O licenciamento voluntário continua a ganhar espaço mas, para evitar a total dependência de um processo lento e complexo, alguns estudiosos sugerem como opçãoa previsão legal de licenciamento para aprendizagem de máquina. O licenciamento previsto em lei poderia definir o padrão do acesso a obras protegidas, reduzindo os custos das transações, oferecendo clareza jurídica e garantindo uma remuneração justa. No entanto, enfrenta-se a resistência de titulares de direitos e criadores. Qualquer solução que pretenda atender a todos precisa ser cuidadosamente equilibrada para, assim se espera, incentivar a inovação em IA e proteger o papel vital dos autores humanos.
De qualquer forma, devemos aprender com as lições do passado. Para a indústria musical, o desafio é evitar resistir à inovação e, ao mesmo tempo, modelá-la de forma que respeite a criatividade, premie o talento e gere confiança entre artistas e tecnologia.

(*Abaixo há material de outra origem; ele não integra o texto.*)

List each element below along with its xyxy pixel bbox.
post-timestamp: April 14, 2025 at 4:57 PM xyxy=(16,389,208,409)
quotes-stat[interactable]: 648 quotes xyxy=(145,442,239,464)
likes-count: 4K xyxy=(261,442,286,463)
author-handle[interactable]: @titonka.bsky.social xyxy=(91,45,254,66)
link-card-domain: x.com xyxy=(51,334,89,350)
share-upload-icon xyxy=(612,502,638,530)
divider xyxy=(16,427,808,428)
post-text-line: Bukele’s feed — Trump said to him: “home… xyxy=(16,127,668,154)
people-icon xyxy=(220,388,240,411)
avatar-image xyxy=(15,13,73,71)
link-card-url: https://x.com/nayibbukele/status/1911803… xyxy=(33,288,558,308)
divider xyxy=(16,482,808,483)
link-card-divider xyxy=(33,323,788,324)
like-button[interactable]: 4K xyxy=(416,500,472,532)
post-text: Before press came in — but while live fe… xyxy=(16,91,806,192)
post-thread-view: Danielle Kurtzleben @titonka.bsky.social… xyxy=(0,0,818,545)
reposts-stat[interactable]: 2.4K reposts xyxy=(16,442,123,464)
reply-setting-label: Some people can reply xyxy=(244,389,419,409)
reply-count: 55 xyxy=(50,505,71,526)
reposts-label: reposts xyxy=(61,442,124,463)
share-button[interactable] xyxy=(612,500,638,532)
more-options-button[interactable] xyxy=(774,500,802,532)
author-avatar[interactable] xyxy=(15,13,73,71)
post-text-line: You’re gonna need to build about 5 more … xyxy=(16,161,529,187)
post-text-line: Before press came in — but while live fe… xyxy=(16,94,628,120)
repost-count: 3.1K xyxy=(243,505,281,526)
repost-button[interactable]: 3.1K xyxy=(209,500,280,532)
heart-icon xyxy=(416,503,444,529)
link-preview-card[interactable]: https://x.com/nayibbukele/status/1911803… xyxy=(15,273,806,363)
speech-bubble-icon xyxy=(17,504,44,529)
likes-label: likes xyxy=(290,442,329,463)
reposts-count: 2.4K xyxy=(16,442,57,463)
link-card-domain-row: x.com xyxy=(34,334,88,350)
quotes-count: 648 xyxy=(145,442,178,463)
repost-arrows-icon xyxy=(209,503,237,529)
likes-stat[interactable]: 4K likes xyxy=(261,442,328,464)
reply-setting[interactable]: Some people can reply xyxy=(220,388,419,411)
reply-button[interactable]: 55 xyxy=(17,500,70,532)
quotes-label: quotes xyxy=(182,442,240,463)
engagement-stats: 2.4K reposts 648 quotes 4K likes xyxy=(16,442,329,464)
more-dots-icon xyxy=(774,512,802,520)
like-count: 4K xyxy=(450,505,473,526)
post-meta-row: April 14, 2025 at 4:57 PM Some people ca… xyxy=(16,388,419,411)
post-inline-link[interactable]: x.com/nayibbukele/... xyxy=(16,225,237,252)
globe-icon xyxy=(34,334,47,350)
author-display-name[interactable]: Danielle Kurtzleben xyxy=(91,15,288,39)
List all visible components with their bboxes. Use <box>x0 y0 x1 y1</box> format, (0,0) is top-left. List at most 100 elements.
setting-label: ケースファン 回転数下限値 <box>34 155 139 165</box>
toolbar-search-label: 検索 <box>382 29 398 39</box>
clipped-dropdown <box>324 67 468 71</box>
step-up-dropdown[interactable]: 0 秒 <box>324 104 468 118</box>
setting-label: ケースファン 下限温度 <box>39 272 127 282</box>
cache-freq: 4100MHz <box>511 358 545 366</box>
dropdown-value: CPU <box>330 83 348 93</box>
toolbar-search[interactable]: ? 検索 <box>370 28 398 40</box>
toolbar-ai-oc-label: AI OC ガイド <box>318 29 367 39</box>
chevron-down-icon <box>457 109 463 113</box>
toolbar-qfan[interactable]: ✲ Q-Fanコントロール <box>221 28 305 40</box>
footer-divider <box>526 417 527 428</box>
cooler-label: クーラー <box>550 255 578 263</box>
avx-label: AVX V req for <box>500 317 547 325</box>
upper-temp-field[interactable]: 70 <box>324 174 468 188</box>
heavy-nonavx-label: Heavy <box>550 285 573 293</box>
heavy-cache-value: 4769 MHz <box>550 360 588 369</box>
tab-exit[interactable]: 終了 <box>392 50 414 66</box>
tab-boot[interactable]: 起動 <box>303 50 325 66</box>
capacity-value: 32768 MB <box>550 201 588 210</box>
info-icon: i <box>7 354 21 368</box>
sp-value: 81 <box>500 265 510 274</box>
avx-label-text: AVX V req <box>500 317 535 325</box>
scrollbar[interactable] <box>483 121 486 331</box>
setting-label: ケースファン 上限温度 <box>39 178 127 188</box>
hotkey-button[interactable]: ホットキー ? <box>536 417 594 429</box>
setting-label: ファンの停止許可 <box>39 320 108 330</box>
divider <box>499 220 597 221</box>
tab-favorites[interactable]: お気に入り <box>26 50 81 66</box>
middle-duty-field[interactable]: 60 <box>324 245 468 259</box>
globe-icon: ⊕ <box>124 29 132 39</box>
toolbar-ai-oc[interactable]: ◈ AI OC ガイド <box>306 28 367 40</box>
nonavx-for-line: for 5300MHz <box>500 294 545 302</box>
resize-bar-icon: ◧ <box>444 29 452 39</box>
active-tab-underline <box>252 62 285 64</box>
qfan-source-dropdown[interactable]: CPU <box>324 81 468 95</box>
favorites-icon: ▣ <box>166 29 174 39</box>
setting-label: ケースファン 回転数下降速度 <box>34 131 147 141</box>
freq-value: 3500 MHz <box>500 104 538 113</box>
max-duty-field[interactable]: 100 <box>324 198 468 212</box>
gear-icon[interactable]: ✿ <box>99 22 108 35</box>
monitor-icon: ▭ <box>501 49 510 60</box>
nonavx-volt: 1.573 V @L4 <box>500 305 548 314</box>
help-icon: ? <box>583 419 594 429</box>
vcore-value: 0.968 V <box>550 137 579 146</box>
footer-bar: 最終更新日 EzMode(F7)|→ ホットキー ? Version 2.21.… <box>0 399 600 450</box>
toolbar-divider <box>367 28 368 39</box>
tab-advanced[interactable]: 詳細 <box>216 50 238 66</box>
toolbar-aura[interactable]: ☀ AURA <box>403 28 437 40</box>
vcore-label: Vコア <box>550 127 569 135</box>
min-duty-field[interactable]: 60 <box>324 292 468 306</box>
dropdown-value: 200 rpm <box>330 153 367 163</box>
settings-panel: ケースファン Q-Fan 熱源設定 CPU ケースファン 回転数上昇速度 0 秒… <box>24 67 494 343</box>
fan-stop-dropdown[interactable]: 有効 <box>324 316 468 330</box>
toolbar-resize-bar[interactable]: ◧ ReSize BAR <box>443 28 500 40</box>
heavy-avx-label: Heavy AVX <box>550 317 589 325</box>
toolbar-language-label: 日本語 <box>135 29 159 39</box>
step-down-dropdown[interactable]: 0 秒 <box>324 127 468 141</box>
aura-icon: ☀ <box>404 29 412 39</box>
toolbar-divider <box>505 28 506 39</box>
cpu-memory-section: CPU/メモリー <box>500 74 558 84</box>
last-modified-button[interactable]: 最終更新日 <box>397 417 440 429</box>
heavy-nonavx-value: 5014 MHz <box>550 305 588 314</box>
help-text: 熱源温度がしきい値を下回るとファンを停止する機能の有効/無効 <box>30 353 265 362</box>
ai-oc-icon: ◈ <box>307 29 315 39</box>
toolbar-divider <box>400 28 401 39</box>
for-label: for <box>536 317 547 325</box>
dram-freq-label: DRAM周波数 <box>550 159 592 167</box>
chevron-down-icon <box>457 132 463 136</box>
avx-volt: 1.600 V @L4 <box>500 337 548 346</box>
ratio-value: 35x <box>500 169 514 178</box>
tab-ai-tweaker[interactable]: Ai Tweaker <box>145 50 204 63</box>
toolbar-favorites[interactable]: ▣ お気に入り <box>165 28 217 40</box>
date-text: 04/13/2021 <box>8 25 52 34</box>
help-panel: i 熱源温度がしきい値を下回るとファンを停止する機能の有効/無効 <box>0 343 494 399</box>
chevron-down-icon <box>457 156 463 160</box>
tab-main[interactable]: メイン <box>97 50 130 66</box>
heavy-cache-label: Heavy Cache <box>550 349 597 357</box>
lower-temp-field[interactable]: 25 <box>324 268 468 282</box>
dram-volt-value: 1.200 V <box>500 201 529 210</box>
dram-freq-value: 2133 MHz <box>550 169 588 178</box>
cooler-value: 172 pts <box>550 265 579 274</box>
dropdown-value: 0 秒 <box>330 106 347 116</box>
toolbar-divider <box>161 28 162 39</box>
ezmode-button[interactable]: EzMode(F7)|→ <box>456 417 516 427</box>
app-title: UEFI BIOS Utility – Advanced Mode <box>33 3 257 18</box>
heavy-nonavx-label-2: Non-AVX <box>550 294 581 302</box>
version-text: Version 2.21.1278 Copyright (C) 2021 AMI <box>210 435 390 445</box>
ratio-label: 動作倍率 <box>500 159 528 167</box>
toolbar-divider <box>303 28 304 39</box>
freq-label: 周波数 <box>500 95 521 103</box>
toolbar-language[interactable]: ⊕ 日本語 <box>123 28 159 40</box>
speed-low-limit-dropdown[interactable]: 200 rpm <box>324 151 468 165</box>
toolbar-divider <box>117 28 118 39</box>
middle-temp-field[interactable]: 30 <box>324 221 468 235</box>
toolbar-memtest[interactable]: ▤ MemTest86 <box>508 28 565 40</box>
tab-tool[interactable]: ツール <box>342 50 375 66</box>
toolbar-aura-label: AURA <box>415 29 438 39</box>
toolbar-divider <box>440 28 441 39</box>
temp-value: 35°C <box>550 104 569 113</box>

Para aqueles por trás dos sistemas de IA atuais, talvez seja interessante usar os conhecimentos tecnológicos para solucionar o dilema que eles próprios criaram, desenvolvendo ferramentas para ajudar o artista a entender, administrar e licenciar suas obras para treinamentos de IA de forma transparente, íntegra e empoderadora. Assim como a derrocada do Napster acabou possibilitando o surgimento de modelos como o iTunes e o Spotify, o sucesso de longo prazo dependerá da capacidade de construir respostas mais ponderadas que honrem os direitos dos criadores. Parafraseando Otis Redding, os artistas só querem “um mínimo de respeito”.
Sobre a autora
A professora María L. Vazquez é reitora da Faculdade de Direito da Universidade de San Andrés (UdeSa), em Buenos Aires, na Argentina. Também é diretora do Programa de Mestrado Conjunto UdeSA-OMPI na área de PI e inovação e diretora do Centro de Propriedade Intelectual e Inovação da UdeSA (CPINN). Formada em Direito pela Universidade de Harvard, trabalhou na Virgin Music, em Londres, e na EMI Records, em Nova York, antes de se tornar sócia do escritório de advocacia Marval O’Farrell & Mairal, em Buenos Aires.
Aviso: A Revista da OMPI tem como objetivo ajudar a ampliar o conhecimento público sobre propriedade intelectual e o trabalho da OMPI e não constitui um documento oficial da organização. As opiniões expressas aqui são do autor e não refletem as posições da OMPI ou de seus Estados membros.